Lani Leary went into anaphylactic shock when her dentist administered nitrous oxide during a routine dental appointment. While the dentist was working to revive her, she found herself staring down at her own body from the ceiling. “As I looked at my 29 year old body I felt like it was a piece of clothing. I had a fondness for it, I knew it, I had used it well, but it was time to go… I wasn’t connected to it.”

She says she entered a beautiful opalescent blue tunnel, during which time she was without pain, fear or anxiety. Her mother, who had been dead 15 years, was there with her arms outstretched to Lani. “She was beautiful and whole and vibrant and healthy, and she did not die that way.”

She describes a bright yet gentle light at the other end. “The light was in front of me, and then the light was around me, and then I was in the light and then I knew I was the light. As a drop of water in the ocean is not separate, the light and I were made of the same substance.” She felt she was home - loved beyond all measure, and forgiven.
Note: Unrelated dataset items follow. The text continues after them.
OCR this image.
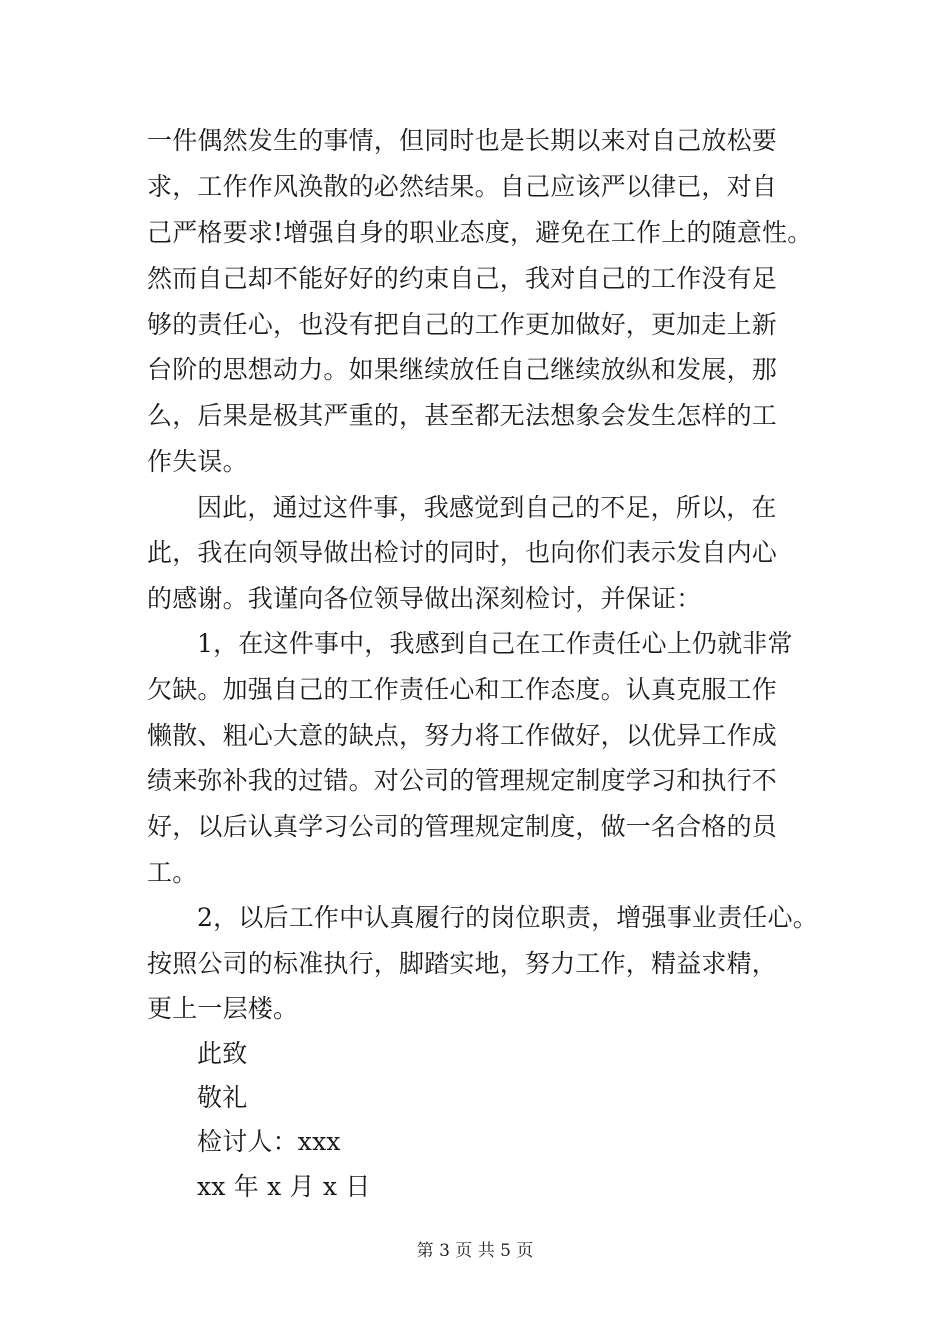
一件偶然发生的事情，但同时也是长期以来对自己放松要
求，工作作风涣散的必然结果。自己应该严以律已，对自
己严格要求!增强自身的职业态度，避免在工作上的随意性。
然而自己却不能好好的约束自己，我对自己的工作没有足
够的责任心，也没有把自己的工作更加做好，更加走上新
台阶的思想动力。如果继续放任自己继续放纵和发展，那
么，后果是极其严重的，甚至都无法想象会发生怎样的工
作失误。
因此，通过这件事，我感觉到自己的不足，所以，在
此，我在向领导做出检讨的同时，也向你们表示发自内心
的感谢。我谨向各位领导做出深刻检讨，并保证：
1，在这件事中，我感到自己在工作责任心上仍就非常
欠缺。加强自己的工作责任心和工作态度。认真克服工作
懒散、粗心大意的缺点，努力将工作做好，以优异工作成
绩来弥补我的过错。对公司的管理规定制度学习和执行不
好，以后认真学习公司的管理规定制度，做一名合格的员
工。
2，以后工作中认真履行的岗位职责，增强事业责任心。
按照公司的标准执行，脚踏实地，努力工作，精益求精，
更上一层楼。
此致
敬礼
检讨人：xxx
xx 年 x 月 x 日
第 3 页 共 5 页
Then she was told she had to go back, that she still had work to do. She felt herself churned backwards into her body. She had no sense of passing time, but the dentist reported her body showed no vital signs for around 10 minutes.

Her life profoundly changed as a result of her after death experience. At first she felt disoriented and found it difficult to acclimatize back into life. “This is like sludging through mud compared to the ease and the love that’s there.”

Leary began working in hospice care and is now a dedicated advocate for helping people die well. She has supported over 500 terminally ill people in the lead-up to their deaths. She advises to listen to the dying, because their stories are helping them process their lives. She says to touch, massage and be physically present for the dying, because they often feel ugly and as though they have lost their value. Lastly she says to give the dying permission to go, to let them know they are not abandoning the people they love, that those left behind will be ok.

She says helping those we love die well also helps those left behind. She cites her own grief at her mother’s death, which was exaggerated many years by her regret for not being able to say goodbye, for not telling her mother she loved her, and for not being present for her death.